Relationships are the essence of everything we do, whether at home in our personal interactions with family and friends, or at work in our contact with customers and co-workers.
Can you have functional relationships with people you’ve never met face to face?
I know the answer is yes.
Recently the CEO of Yahoo!, Marissa Mayer, announced that her company would no longer allow employees to work remotely. In most articles I’ve read it is widely assumed that Ms. Mayer checked the data on the number of employee logins to the Yahoo! VPN (the digital tunnel to its intranet) and found that most remote employees were not logging in enough. From that she surmised they were not working hard enough and this was causing morale issues at the company.
I’d be surprised if this was all of the data that Ms. Mayer pulled to check on her employees who work from home. After all, employees have set objectives and goals to achieve, established at the beginning of a fiscal year, and then reviewed (hopefully with bonuses attached to success). Employees who work from home need to provide results according to the objectives set by their managers.

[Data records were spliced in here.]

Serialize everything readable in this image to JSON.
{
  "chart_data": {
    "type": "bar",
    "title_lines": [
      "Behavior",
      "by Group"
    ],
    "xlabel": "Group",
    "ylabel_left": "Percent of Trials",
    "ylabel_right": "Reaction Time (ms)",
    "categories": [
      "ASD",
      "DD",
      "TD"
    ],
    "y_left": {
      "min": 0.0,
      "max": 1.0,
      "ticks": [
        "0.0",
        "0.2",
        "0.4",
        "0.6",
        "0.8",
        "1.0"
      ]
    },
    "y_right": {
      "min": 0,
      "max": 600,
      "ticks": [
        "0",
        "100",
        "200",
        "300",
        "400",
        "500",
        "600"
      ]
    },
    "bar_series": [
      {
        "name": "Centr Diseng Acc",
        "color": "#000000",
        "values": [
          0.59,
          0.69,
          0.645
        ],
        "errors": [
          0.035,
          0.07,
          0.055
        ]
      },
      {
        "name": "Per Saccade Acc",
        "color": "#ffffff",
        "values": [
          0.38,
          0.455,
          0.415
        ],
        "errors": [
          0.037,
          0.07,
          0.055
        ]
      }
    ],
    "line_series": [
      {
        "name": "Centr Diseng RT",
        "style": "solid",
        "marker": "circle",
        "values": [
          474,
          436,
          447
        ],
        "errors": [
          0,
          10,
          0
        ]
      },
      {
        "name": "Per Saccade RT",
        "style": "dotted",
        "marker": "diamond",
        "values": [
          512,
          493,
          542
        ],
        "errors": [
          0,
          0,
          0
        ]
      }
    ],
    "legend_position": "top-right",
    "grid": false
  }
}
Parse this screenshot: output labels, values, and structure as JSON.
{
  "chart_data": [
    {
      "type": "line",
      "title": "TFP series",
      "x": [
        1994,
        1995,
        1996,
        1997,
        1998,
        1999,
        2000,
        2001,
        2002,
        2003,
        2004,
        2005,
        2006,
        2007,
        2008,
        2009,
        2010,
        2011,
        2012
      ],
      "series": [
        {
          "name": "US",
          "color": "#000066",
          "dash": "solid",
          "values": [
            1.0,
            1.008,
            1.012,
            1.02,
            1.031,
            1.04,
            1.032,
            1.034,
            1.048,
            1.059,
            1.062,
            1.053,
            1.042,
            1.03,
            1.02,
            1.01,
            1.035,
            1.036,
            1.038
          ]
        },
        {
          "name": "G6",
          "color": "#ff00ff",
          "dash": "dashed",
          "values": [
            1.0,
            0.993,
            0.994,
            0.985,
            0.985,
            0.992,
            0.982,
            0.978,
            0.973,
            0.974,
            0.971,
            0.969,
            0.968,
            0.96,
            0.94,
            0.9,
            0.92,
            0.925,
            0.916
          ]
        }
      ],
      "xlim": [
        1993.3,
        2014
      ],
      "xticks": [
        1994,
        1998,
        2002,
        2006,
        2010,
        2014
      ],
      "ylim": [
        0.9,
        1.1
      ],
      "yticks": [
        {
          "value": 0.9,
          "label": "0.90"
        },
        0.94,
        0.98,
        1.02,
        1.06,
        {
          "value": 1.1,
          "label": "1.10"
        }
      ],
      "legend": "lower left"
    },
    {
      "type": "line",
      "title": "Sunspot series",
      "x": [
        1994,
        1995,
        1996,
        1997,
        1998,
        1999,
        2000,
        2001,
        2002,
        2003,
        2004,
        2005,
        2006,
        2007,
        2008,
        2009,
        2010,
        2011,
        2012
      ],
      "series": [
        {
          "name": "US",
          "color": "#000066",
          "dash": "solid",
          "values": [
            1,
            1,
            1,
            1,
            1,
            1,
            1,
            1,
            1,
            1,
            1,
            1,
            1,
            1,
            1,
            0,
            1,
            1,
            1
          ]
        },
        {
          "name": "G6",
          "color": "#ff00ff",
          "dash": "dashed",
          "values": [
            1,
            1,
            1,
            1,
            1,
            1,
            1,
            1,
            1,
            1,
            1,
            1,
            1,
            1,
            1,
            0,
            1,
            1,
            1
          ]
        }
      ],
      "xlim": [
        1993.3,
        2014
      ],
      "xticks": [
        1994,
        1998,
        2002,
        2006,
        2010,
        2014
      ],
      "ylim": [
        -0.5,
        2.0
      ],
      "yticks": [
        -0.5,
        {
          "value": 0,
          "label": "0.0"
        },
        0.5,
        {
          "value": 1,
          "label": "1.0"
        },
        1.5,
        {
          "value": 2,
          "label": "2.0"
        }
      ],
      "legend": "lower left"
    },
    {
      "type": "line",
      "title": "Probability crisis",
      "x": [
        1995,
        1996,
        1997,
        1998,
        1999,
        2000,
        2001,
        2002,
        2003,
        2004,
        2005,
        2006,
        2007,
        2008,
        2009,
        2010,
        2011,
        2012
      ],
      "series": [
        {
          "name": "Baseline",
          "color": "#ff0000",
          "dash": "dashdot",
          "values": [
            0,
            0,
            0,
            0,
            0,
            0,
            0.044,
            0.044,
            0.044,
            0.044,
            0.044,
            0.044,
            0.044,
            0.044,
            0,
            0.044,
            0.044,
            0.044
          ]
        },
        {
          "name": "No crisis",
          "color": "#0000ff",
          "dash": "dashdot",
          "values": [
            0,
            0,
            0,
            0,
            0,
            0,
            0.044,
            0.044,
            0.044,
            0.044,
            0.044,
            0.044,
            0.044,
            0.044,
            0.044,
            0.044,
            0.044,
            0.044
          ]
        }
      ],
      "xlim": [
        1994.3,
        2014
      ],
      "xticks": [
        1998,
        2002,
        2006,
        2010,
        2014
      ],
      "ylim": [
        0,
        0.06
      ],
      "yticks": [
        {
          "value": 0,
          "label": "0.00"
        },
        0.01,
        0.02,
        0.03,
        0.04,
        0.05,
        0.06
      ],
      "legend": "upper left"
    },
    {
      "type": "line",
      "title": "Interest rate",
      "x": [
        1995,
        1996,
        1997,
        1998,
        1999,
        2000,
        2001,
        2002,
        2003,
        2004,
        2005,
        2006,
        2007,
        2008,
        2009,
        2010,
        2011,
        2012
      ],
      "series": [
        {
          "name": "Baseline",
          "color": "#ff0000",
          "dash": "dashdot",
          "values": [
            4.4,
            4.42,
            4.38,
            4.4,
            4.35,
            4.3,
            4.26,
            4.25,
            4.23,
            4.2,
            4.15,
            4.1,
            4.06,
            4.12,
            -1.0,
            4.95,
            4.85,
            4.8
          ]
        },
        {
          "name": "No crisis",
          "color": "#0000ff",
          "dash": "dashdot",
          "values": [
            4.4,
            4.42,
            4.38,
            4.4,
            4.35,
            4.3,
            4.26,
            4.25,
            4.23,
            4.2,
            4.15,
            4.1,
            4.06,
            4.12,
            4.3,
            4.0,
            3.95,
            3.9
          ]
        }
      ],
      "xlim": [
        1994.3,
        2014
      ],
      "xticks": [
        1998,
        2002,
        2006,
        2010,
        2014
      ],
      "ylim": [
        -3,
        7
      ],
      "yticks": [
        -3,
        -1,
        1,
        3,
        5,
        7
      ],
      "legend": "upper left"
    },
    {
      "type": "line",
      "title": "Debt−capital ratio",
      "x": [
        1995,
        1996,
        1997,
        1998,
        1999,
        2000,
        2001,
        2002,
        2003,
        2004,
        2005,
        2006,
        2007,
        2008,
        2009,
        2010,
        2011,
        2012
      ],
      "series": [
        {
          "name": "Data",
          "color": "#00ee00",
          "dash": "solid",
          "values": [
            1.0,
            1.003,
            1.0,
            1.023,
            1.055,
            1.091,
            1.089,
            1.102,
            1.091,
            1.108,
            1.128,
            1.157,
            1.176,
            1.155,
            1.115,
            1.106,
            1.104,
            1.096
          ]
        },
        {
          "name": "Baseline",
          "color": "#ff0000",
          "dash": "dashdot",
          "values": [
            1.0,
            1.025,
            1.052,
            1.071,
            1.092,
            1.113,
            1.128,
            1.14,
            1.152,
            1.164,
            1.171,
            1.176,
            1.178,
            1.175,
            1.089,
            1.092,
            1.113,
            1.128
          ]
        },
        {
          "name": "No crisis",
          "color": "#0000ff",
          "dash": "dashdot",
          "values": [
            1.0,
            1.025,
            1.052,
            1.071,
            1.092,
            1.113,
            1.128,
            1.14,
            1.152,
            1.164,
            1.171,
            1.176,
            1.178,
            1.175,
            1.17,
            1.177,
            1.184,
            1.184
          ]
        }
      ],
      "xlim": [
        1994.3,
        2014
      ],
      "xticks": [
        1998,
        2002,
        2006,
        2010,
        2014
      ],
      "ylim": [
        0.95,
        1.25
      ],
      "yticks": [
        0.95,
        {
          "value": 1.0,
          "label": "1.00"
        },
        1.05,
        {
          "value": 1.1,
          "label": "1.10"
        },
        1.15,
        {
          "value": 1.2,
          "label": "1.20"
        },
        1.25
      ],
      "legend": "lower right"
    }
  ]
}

From a technical perspective VPN users could log on and then walk away from their computers, so this is a poor method of tracking employee productivity. If there is no management process to track the goals of those employees, just having them show up at the office is not going to resolve that.
Is it possible that a call to have all Yahoo! employees be local to HQ now is not about Yahoo’s work from home policy at all?
When you’re about to implement an unpopular downsizing decision it is easy to deflect by making that decision appear as a wolf in sheep’s clothing. It has been referred to as a layoff that’s not a layoff – telecommuting employees who don’t want to return to the office or who have moved far enough away to make their physical commutes not economically viable, can seek jobs elsewhere.
Related is the recent decision by Best Buy – another company in difficulty – to end its implementation of ROWE (Results Only Work Environment). The flex program launched in 2005 went from being touted as “demolishing business dogma that equates physical presence with productivity” to being “fundamentally flawed.” Flex time went from being universally implemented to needing manager approval. I’m still not sure how those employees now required to work in the office during regular hours will be monitored differently from those who are on flex.
Recently I entered an office environment after having worked from home for 13 years. I formed long term relationships during those years, with both co-workers and customers who lived miles away and across international borders. I did this by talking with them, sometimes multiple times per day. I didn’t use the company VPN to do it. I rarely got a chance to meet with them face-to-face. Yet I achieved results.
Yahoo! and Best Buy are global companies with many offices around the world. Employees of both already interact remotely with each other and with their customers via telecommunication; I expect successfully.
It’s possible to provide such great service and support to internal and external customers that they know you by your voice, your name, your email signature, and by what you accomplish for them every day.
For Marissa Mayer I only have this to say— how you respond to people is what makes you successful. Not how long you log onto a network. The two things are mutually exclusive.
A CEO at a company I worked for once asked me an interesting question: “If I paid you a million dollars a year, but every single day I walked into your office and called you an idiot, what kind of job would you do for me?”
At the time I thought, “Wow, a million dollars a year!” But through experience I found out that he was right. If you treat people as though they’re not capable it will become a self-fulfilling prophecy, no matter how much you pay them.
Employees and employers everywhere watch this recent decision with interest. It requires more thought and understanding than simply believing that working remotely is bad because one large tech company said so.
Consider how relationships grow and are nourished. I sincerely hope that going back to 1950s policy isn’t the answer. I find it unfair to cast such a black shadow over telecommuting, when the issue at hand is really proper management relations with employees. Will Yahoo! and Best Buy also require their customers to come into their offices?
At Adlib we often speak with our customers only via the phone or email and yet we have some of the happiest customers anywhere. Again, it’s the results that matter.
I could also go on for another paragraph or two about the colds and flu that are picked up while working in an office. Statistics Canada says the average Canadian loses 7.7 work days per year due to illness. But that’s a completely different blog post.